Gradient of a function with integral

Question

Let $\mathbf{x}$ be a $n\times 1$ vector. Let $\mu(\mathbf{x})$ and $\sigma(\mathbf{x})$ be scalar functions of $\mathbf{x}$. What is the derivative of the following function w.r.to $\mathbf{x}$ $$f(\mathbf{x})=\int_{-\infty}^{0} \exp(-\frac{(z-\mu(\mathbf{x}))^2}{\sigma^{2}(\mathbf{x})})dz$$

Answer 1

For simplicity, let the function in the exponential be $\Gamma(z, \vec{x})$ and the function under the integral $f(z, \vec{x})$. The function in question is integrable for every $\vec{x}$. $\\$ The partial derivative with respect to $x_i$ of your function: $$ \partial_{x_i} = \exp (\Gamma(z, \vec{x}) \cdot \partial_{x_i}\Gamma(z, \vec{x}) = f(z, \vec{x}) \cdot \partial_{x_i}\Gamma(z, \vec{x}) $$ Since we're integrating on a different variable than any $x_i$, if the above is integrable over the same domain then you can switch derivatives and integrals, which means that the $i$-th component of the gradient: $$\nabla_i \int_\infty^0 f(z, \vec{x}) dz = \int_\infty^0 f(z, \vec{x}) \cdot \partial_{x_i}\Gamma(z, \vec{x}) dz $$ I believe one can find the final expression from here. I'll fill in the final details as soon as I have a piece of paper to sketch the final result.

Answer 2

$$\nabla_x f(x) = \int_{-\infty}^0\nabla_x \exp(-\frac{(z-\mu(x))^2}{\sigma(x)^2}) dz \\= \int_{-\infty}^0 \exp(-\frac{(z-\mu(x))^2}{\sigma(x)^2}) \left[2\frac{(z-\mu(x))\nabla_x \mu}{\sigma(x)^2} +2 \frac{(z-\mu(x))^2\nabla_x\sigma}{\sigma(x)^3}\right]dz$$.

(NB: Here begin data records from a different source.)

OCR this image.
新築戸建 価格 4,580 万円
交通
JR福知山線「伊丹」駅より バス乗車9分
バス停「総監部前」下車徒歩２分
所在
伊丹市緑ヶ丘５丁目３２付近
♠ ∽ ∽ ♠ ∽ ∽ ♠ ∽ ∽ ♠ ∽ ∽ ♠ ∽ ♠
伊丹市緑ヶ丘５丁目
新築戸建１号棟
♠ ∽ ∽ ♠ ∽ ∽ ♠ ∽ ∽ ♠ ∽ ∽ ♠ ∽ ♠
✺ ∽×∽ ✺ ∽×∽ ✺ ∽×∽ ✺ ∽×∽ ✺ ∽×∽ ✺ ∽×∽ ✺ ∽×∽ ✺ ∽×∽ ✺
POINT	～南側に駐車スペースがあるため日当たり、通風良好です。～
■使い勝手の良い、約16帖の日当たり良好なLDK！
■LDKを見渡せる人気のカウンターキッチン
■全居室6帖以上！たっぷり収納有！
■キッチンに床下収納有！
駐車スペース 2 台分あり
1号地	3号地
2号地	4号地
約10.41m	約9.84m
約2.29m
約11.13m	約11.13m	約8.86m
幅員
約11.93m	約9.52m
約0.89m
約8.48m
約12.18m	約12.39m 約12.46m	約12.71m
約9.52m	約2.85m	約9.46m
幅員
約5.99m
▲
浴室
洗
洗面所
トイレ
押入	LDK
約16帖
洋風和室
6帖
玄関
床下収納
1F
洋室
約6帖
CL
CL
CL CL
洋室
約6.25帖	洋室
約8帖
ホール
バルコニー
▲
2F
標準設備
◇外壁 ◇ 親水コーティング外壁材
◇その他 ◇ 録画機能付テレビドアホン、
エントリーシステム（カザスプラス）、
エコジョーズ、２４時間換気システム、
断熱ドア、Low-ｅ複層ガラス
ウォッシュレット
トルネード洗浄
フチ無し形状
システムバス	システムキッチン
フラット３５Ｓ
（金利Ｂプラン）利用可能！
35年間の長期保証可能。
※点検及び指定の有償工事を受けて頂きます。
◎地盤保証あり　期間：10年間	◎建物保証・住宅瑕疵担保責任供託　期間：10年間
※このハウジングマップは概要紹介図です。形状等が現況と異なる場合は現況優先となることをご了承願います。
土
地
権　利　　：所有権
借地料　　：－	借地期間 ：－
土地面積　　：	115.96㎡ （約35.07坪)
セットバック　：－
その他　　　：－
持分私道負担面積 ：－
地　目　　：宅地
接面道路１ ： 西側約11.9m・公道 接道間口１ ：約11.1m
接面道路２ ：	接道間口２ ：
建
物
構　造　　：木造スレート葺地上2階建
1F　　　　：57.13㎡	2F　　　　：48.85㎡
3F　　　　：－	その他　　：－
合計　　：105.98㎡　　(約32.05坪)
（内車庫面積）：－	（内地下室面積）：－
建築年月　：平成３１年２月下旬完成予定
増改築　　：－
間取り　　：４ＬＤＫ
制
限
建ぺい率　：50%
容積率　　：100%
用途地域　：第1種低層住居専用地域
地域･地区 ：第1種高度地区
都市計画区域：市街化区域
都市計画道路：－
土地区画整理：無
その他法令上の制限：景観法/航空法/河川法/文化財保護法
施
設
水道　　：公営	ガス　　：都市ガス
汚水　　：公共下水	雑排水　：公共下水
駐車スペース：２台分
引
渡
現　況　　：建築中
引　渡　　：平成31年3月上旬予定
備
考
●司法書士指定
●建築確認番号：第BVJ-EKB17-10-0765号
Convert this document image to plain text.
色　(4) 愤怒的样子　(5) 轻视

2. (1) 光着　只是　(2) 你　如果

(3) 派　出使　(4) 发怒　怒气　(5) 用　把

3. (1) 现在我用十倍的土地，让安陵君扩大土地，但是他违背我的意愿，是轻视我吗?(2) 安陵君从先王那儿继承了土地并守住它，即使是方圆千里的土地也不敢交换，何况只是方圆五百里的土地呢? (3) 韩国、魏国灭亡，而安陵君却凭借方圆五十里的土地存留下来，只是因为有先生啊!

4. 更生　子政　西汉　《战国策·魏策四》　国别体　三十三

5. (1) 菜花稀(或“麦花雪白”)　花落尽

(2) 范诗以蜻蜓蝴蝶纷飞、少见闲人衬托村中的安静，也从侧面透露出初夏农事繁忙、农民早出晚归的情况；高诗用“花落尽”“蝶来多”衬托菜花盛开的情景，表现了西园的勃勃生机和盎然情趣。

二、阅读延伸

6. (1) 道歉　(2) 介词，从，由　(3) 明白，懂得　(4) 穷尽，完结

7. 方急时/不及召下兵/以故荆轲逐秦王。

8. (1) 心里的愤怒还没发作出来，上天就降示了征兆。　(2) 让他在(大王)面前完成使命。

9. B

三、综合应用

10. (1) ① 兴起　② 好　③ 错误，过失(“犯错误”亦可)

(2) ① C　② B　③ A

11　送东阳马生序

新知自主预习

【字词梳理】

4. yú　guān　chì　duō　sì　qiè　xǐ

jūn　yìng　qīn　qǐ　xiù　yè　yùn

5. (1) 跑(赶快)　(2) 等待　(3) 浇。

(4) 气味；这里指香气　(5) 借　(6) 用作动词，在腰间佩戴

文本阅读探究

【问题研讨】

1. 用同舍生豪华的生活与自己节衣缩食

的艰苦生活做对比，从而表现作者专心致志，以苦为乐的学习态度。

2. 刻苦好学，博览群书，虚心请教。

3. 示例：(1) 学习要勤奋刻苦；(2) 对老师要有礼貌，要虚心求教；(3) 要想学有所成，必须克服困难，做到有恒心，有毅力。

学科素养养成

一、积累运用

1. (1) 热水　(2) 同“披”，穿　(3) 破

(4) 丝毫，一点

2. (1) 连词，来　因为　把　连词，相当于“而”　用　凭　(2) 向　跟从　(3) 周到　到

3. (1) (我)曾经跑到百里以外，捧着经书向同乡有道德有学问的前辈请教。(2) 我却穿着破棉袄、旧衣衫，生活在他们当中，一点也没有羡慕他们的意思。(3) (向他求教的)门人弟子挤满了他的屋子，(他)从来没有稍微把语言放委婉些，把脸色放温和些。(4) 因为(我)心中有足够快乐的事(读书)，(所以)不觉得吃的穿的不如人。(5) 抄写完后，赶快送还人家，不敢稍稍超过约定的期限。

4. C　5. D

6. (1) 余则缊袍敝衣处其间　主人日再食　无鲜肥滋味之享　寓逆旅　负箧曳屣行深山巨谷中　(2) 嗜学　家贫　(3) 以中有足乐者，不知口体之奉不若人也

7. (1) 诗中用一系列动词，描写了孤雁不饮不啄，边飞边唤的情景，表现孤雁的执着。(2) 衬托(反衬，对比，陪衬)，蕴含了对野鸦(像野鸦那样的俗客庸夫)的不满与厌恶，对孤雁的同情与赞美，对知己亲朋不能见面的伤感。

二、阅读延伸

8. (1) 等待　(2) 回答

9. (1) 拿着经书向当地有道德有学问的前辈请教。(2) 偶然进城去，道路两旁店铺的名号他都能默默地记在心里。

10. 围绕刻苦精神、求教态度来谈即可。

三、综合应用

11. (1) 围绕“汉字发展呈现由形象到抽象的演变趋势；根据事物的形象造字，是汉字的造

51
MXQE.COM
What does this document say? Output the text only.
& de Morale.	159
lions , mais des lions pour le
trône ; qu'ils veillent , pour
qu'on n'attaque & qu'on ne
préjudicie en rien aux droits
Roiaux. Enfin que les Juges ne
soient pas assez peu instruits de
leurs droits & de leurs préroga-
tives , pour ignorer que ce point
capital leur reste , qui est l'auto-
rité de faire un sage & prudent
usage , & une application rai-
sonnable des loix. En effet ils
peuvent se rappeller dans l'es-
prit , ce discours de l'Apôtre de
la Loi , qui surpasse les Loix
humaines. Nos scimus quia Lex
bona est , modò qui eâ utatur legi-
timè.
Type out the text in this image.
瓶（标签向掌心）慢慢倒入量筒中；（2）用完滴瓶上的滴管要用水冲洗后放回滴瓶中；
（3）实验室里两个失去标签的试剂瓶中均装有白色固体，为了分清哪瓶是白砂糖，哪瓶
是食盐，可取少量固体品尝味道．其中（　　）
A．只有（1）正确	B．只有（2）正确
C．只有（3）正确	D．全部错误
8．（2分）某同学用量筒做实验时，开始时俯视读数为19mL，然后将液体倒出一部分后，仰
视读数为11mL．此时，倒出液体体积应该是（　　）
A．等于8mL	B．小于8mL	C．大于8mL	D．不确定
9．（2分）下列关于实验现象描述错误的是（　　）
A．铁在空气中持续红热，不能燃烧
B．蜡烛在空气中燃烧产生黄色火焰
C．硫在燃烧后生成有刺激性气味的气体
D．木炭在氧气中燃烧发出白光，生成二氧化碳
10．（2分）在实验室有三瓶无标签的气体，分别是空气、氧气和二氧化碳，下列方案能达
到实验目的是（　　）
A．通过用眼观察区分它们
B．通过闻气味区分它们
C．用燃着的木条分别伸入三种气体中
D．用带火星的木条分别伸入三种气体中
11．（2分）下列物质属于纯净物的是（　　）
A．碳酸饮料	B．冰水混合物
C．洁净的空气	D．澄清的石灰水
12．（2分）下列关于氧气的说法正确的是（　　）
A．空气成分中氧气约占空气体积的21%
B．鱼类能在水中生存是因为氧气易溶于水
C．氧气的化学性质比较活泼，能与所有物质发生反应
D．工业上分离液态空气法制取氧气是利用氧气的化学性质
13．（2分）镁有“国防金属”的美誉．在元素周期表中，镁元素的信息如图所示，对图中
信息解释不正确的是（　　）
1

The first part, $\propto \nabla_x\mu$, you may easily integrate by taking $\nabla_x\mu$ out of the integral and realizing

$$ 2\frac{(z-\mu(x))}{\sigma(x)^2} = \partial_z \frac{(z-\mu(x))^2}{\sigma(x)^2} $$

The second part has no closed form and may only be expressed in term of error-functions (as one may calculate by using the product rule und definition of $erf$): $$ \int x^2 \exp(-x^2)dx = \frac{1}{4}(\sqrt{\pi}erf(x)-2\exp(-x^2)x) + C $$